The cyclophilin B-independent HPV16 mutant (16L2-GP-N) remains sensitive to HD5 neutralization. (A) Images of HaCaT cells 12 h p.i. with AF555-16L2-GP-N PsV in the presence of no inhibitor (virus alone), 5 μM HD5 (HD5), 5.4 μg/ml RG-1 antibody (RG-1), or 5 μM HD5 and 5.4 μg/ml RG-1 together (RG-1 + HD5). Individual panels depict maximum intensity z-projections of signal above the threshold for images in the z-stack that are coplanar with the nucleus for 16L2-GP-N (red) and RG-1 (2° Ab; green). In the merged images, the nucleus is blue. Scale bar is 10 μm. Manders coefficient values M1 (B) and M2 (C) are plotted as percentages of RG-1 colocalized with 16L2-GP-N and percentages of 16L2-GP-N colocalized with RG-1, respectively, for 45 to 60 cells for each condition.
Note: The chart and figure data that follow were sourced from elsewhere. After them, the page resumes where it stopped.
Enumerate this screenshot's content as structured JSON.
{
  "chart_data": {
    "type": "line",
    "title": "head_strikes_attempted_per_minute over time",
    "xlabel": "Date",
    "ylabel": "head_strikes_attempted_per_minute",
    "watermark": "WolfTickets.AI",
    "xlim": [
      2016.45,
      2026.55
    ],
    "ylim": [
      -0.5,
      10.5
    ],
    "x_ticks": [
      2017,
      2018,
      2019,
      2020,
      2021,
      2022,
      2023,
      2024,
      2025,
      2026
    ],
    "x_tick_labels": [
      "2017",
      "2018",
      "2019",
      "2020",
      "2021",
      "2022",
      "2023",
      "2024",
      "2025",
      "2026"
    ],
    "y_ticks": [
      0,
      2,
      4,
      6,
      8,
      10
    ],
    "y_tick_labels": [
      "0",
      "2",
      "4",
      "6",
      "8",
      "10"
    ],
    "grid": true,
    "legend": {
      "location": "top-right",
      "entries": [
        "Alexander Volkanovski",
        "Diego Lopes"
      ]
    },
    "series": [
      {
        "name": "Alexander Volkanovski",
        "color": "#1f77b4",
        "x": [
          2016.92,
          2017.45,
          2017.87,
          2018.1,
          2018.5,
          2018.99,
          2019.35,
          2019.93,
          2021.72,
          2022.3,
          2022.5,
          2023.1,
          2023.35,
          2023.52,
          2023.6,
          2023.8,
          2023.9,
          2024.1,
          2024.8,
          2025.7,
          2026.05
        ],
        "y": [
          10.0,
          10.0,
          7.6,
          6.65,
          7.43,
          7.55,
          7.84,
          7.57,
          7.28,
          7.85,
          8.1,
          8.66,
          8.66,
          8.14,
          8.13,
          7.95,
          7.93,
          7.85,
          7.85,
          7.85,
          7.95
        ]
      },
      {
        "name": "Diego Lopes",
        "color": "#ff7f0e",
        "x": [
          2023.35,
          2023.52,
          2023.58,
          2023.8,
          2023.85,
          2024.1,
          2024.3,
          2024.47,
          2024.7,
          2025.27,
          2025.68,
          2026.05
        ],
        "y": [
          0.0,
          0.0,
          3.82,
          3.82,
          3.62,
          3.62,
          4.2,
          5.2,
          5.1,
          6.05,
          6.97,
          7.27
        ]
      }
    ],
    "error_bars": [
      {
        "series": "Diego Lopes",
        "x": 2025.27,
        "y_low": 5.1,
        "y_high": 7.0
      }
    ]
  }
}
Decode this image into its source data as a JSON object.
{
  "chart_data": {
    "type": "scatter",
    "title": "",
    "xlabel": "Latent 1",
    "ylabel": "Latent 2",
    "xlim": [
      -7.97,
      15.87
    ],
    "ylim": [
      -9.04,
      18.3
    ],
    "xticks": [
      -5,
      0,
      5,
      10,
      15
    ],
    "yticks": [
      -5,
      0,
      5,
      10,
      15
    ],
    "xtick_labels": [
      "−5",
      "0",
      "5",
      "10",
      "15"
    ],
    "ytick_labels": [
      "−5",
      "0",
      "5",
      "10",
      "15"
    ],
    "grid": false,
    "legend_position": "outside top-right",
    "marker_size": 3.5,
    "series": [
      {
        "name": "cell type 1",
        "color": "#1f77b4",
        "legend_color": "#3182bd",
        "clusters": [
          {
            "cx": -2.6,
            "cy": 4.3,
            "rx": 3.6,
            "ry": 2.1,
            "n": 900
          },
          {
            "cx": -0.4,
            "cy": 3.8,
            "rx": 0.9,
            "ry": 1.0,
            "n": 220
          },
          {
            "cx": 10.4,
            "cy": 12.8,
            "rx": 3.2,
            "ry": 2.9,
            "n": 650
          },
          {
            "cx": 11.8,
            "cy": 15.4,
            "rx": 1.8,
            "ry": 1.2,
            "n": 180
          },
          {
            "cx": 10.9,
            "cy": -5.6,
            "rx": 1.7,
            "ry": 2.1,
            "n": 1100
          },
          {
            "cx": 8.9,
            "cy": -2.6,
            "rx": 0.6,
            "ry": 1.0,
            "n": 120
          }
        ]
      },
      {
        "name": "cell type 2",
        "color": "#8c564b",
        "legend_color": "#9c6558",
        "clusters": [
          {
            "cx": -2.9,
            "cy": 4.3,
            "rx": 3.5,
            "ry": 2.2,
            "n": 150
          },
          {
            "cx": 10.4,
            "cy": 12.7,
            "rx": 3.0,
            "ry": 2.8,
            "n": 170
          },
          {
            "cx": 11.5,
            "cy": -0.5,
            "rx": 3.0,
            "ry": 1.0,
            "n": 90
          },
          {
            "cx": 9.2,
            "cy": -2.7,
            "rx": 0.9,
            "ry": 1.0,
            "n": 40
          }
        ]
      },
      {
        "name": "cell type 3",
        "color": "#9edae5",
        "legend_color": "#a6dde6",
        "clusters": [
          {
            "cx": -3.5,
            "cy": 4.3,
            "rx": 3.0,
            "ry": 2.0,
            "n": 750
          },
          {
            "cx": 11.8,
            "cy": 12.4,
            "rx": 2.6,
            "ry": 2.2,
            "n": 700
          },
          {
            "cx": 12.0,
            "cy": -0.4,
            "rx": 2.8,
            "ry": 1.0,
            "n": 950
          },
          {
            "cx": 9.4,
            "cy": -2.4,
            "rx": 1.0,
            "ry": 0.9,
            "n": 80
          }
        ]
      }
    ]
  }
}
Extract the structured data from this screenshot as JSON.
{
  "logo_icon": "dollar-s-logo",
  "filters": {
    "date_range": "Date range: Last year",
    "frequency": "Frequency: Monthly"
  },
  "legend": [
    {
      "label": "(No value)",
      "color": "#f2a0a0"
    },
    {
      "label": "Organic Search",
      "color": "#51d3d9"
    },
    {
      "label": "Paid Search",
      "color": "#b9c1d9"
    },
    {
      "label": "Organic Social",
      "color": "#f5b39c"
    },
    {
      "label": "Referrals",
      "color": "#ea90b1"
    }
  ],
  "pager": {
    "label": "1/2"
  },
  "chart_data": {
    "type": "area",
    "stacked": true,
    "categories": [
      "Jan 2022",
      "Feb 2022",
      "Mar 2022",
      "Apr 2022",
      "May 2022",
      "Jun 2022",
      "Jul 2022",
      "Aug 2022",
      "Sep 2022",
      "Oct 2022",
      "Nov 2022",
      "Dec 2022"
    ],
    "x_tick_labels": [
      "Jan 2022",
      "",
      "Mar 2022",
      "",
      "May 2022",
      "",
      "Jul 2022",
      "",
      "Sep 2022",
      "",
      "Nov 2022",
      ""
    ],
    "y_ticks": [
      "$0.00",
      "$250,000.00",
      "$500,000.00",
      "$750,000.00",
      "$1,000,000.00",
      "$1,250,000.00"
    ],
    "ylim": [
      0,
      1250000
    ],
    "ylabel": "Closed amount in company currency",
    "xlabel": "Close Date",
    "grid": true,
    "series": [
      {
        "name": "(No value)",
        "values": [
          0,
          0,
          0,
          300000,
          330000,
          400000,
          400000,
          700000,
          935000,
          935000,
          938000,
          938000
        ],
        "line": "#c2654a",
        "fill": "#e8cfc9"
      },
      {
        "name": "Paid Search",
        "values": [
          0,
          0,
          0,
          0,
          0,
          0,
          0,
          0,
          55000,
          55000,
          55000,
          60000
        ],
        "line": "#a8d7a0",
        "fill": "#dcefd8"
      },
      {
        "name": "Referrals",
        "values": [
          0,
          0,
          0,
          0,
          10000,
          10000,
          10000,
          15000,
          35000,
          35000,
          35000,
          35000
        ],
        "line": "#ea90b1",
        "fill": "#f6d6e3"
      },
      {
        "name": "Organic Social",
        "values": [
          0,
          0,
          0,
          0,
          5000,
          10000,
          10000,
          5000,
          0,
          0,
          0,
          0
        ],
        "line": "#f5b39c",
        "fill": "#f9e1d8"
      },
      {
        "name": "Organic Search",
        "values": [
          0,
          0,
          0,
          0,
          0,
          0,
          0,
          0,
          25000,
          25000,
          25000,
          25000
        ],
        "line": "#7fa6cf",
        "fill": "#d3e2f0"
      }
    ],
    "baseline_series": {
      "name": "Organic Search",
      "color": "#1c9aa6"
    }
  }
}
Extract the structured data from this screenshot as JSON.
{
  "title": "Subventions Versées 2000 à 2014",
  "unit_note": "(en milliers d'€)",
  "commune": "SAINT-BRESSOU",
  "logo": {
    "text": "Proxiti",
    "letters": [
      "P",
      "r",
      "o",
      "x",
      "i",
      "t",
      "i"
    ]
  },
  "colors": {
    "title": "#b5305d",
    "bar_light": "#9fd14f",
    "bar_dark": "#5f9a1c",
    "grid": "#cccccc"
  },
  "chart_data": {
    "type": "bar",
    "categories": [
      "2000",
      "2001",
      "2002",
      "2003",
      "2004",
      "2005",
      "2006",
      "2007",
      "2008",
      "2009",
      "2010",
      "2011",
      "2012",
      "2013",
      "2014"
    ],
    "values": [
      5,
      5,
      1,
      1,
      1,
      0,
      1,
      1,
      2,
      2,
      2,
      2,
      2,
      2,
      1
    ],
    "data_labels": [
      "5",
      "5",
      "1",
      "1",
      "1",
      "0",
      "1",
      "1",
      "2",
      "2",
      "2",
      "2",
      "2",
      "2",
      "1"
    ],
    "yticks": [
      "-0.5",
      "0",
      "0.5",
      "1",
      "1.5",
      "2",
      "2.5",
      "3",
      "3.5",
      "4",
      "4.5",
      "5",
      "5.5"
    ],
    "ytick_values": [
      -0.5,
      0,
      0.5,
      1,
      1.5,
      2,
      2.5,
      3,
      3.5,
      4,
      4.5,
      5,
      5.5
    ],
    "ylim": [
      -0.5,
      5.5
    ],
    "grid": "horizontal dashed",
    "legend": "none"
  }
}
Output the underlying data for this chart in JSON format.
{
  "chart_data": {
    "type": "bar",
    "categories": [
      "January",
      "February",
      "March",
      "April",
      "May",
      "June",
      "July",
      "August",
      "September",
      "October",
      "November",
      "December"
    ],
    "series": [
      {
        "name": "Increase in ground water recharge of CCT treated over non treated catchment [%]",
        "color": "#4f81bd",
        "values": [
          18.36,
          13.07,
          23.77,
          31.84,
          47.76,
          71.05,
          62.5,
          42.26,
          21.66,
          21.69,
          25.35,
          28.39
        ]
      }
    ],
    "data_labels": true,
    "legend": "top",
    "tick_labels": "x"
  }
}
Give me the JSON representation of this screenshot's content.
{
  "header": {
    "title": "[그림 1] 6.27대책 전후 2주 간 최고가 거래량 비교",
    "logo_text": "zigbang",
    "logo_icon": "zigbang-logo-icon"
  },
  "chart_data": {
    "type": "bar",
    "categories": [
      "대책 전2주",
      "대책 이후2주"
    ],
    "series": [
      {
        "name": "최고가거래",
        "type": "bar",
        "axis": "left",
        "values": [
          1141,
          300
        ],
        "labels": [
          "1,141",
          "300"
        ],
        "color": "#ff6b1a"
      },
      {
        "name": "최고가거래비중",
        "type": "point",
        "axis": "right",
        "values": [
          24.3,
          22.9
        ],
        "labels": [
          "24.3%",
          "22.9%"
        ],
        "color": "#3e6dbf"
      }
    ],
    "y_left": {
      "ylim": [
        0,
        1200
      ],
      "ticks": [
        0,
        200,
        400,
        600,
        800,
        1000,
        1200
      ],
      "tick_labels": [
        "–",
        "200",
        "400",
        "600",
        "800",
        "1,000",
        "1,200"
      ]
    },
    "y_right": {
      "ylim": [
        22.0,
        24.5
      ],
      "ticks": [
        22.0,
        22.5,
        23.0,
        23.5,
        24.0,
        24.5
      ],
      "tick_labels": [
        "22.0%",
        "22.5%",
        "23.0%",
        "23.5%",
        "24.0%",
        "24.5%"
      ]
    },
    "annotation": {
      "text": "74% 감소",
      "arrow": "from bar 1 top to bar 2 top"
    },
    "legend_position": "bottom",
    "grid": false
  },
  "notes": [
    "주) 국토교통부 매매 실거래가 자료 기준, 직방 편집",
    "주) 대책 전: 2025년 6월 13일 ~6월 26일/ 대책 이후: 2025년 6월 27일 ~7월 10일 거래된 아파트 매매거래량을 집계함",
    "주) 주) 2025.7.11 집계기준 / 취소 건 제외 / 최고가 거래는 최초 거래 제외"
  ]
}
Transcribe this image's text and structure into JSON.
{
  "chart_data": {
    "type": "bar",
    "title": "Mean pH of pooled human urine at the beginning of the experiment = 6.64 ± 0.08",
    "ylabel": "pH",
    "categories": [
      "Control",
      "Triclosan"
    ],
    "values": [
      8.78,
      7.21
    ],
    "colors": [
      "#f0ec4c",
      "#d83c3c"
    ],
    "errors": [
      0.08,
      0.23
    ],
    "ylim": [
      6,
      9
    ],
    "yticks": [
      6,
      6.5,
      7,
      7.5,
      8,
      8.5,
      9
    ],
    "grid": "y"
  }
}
Whiskers are 5 to 95%, the horizontal line is the median, and outliers are depicted as individual points. ***, P < 0.0001. (D) HD5 neutralizes 16L2-GP-N. HeLa cells were infected with WT HPV16 PsV (black circles, IC₅₀ = 0.88 μM, 95% CI = 0.78 to 0.99 μM) or 16L2-GP-N PsV (open circles, IC₅₀ = 0.89 μM, 95% CI = 0.72 to 0.92 μM) incubated with increasing concentrations of HD5. Data are the means ± SD from three independent experiments compared to control infection in the absence of inhibitor.

FIG 5

(A) Myc-L2-HA HPV16 PsV is sensitive to HD5. HeLa cells were infected with WT HPV16 PsV in SFM (black circles, IC₅₀ = 1.47 μM, 95% CI = 1.35 to 1.6 μM), Myc-L2-HA PsV in SFM (open circles, IC₅₀ = 1.71 μM, 95% CI = 1.6 to 1.8 μM), or 10 times as much Myc-L2-HA PsV in complete medium (gray circles, IC₅₀ = 0.79 μM, 95% CI = 0.69 to 0.9 μM) incubated with increasing concentrations of HD5. Data are means ± SD from three independent experiments normalized to infection in the absence of inhibitor. (B) HD5 inhibits furin cleavage of L2. HeLa cells were infected with Myc-16L2-HA HPV16 PsV in the presence of 40 μM furin inhibitor (FI), 1 to 10 μM HD5, or no inhibitor (−). L2 cleavage was assessed by immunoblotting of cell lysates 16 h p.i. using an anti-HA antibody. Cleaved L2 (arrow) is visible as a faster-migrating band below uncleaved L2. Shown are three independent experiments. (C) Analysis of a greater amount of lysate confirms the inhibition of furin cleavage. Different amounts of HD5-treated HPV16 PsV lysate, indicated by fold change relative to the amounts loaded in panel B, were assessed by immunoblotting with anti-HA antibody. (D) HD5 does not directly affect the enzymatic activity of furin. A total of 1.8 ng rL2:1–160 was digested with 1 U of furin in the presence or absence of the indicated inhibitors for 1 h at 30°C. Samples were immunoblotted using an anti-His antibody. Cleaved rL2:1–160 is the faster-migrating band. Shown are two independent experiments. (E) Titration of furin required for rL2:1–160 cleavage. rL2:1–160 was digested with a 3-fold dilution series of furin, starting at 1 U of total furin. Samples were resolved on a reducing gel and immunoblotted using anti-His antibody. Cleaved rL2:1–160 is the faster-migrating band.